Analysis indicated that reducing the number of MPs from 650 to 600 - as the boundary changes would have done - would have hit Labour and the Lib Dems harder than the Conservatives. In fact, the Tories would have been closer to a majority in 2010 (although notably would still have achieved to have gained one), had the election been fought over the proposed new boundaries.
The reason why this is so bad for the Conservative Party is because they will need every seat they can get. The failure of the reform will exacerbate the other four main reasons why the Conservative Party is unlikely to get a majority in 2015 - reasons the media frequently downplays or ignores:
- First, its worth reminding ourselves that David Cameron and the Tory Party failed to win an election in 2010 after 13 years consecutive year of an increasingly unpopular Labour Party in power - the latter led by a very unpopular leader in Gordon Brown.
- Second, Cameron's failure to win a majority in 2010 bodes even worse for 2015, considering no sitting Prime Minister has increased their share of the vote since Harold Wilson's re-election in 1974.
- Third, leadership ratings - an increasingly reliable pointer to election outcomes in modern politics - now show Ed Miliband and David Cameron neck-and-neck, after more than a year of Cameron being ahead on the measure.

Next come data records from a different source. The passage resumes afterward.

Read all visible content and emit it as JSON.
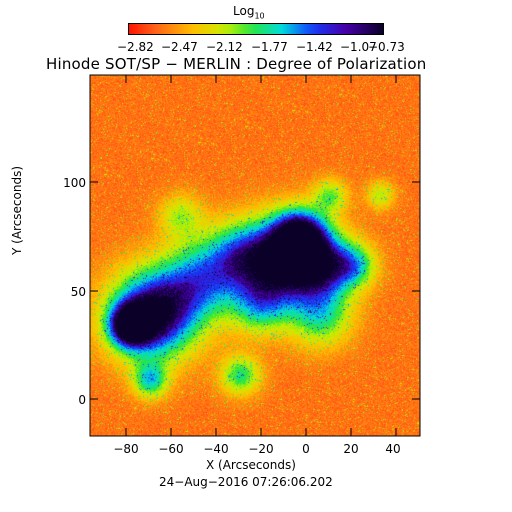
{
  "colorbar": {
    "label_base": "Log",
    "label_sub": "10",
    "ticks": [
      "−2.82",
      "−2.47",
      "−2.12",
      "−1.77",
      "−1.42",
      "−1.07",
      "−0.73"
    ]
  },
  "title": "Hinode SOT/SP − MERLIN : Degree of Polarization",
  "axes": {
    "xlabel": "X (Arcseconds)",
    "ylabel": "Y (Arcseconds)",
    "x_ticks": [
      "−80",
      "−60",
      "−40",
      "−20",
      "0",
      "20",
      "40"
    ],
    "y_ticks": [
      "0",
      "50",
      "100"
    ]
  },
  "timestamp": "24−Aug−2016 07:26:06.202",
  "colors": {
    "background_field": "#ff6a1e",
    "strong_polarization": "#3a0090"
  }
}
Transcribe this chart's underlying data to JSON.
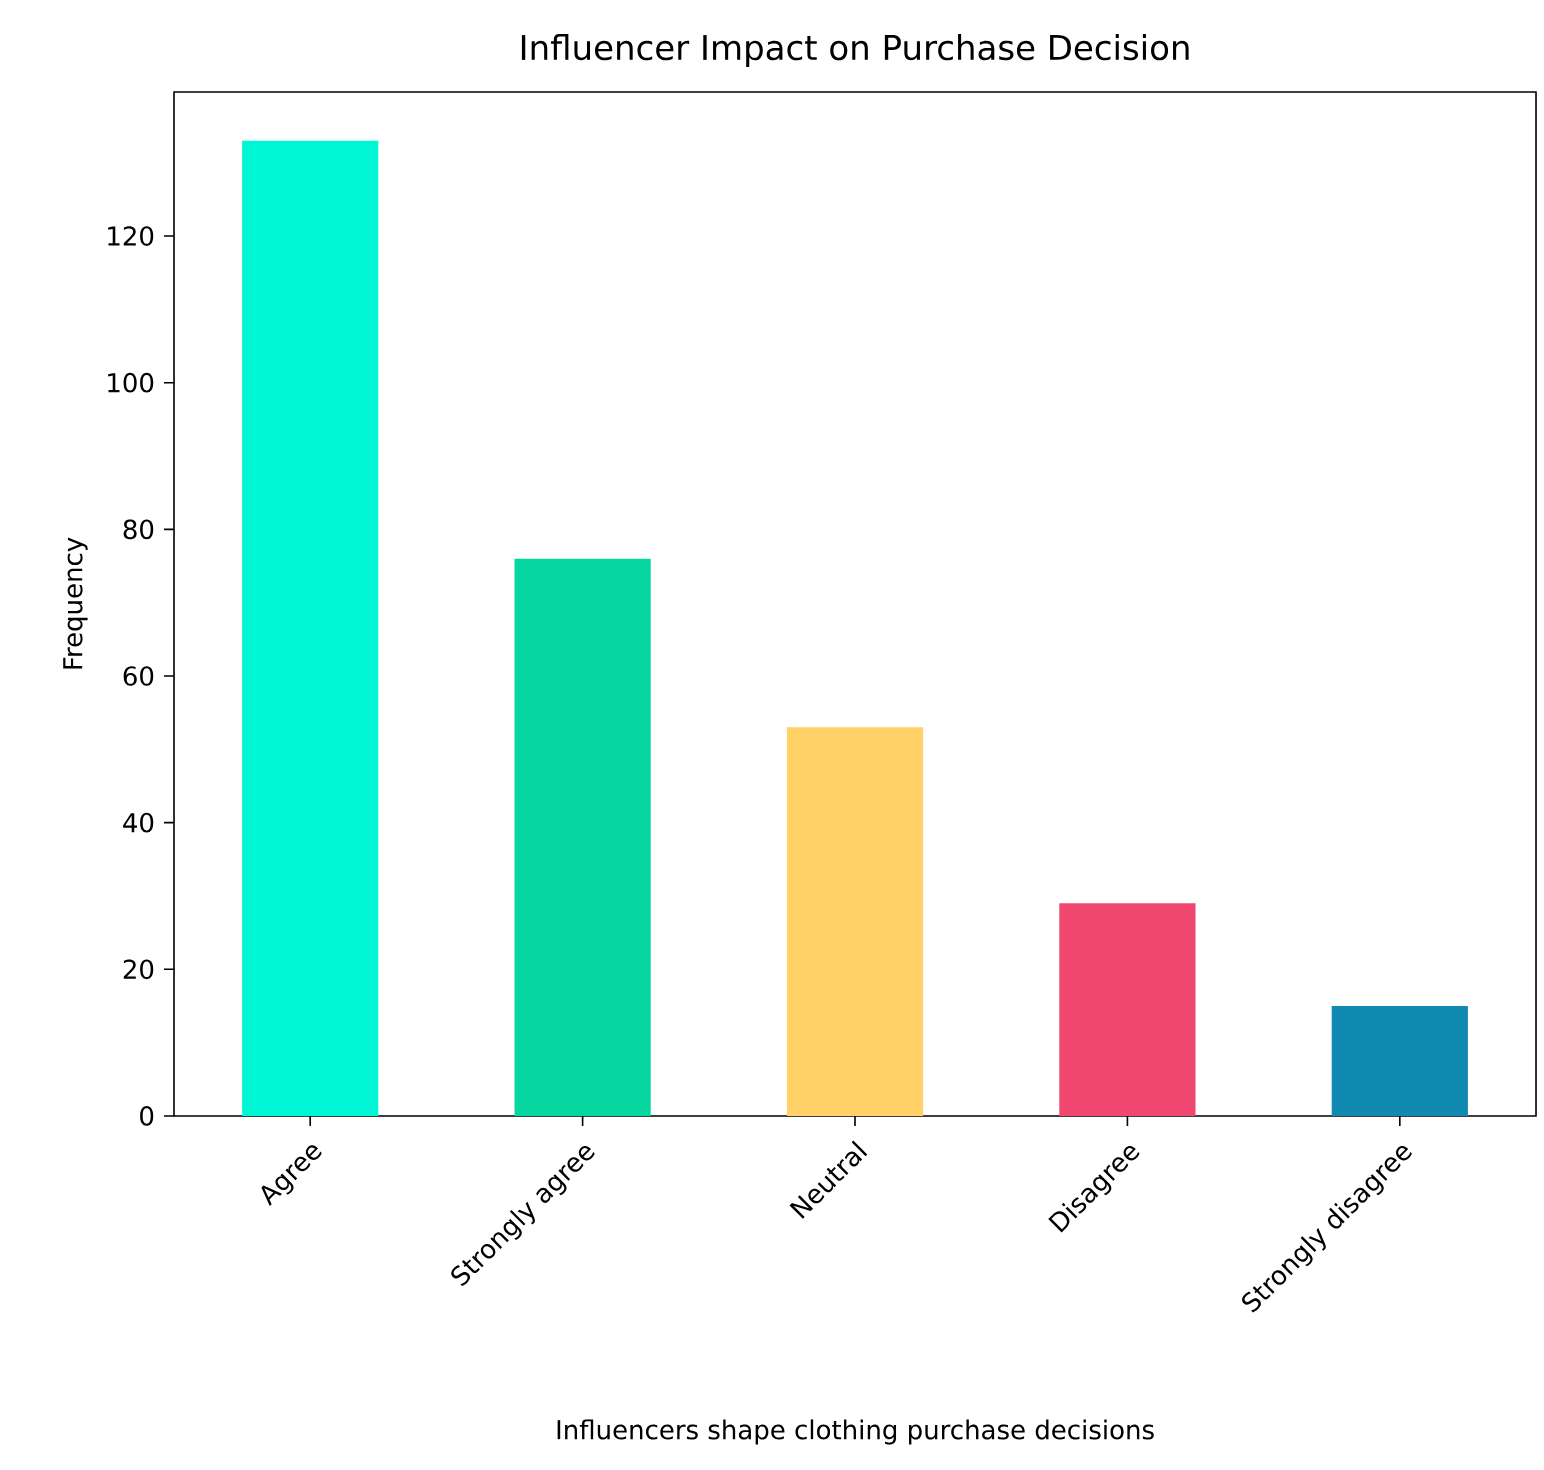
{
  "chart_data": {
    "type": "bar",
    "title": "Influencer Impact on Purchase Decision",
    "xlabel": "Influencers shape clothing purchase decisions",
    "ylabel": "Frequency",
    "categories": [
      "Agree",
      "Strongly agree",
      "Neutral",
      "Disagree",
      "Strongly disagree"
    ],
    "values": [
      133,
      76,
      53,
      29,
      15
    ],
    "colors": [
      "#00f5d4",
      "#06d6a0",
      "#ffd166",
      "#ef476f",
      "#118ab2"
    ],
    "ylim": [
      0,
      139.65
    ],
    "yticks": [
      0,
      20,
      40,
      60,
      80,
      100,
      120
    ]
  }
}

- Fourth, the economy is in pretty dire state, especially considering the (now very optimistic-looking) forecasts the OBR were making in 2010 - with manufacturing survey after manufacturing survey after manufacturing survey also showing the 'rebalancing' of the economy is going nowhere. The Tories' original hopes that the history-defying attempts to create economic recovery through austerity and then bring in election-winning tax cuts just before the 2015 election are now a fading dream. It was a gamble, founded on ignorance of history, that has failed - as Nobel-prize winning US economist Paul Krugman never tires of pointing out.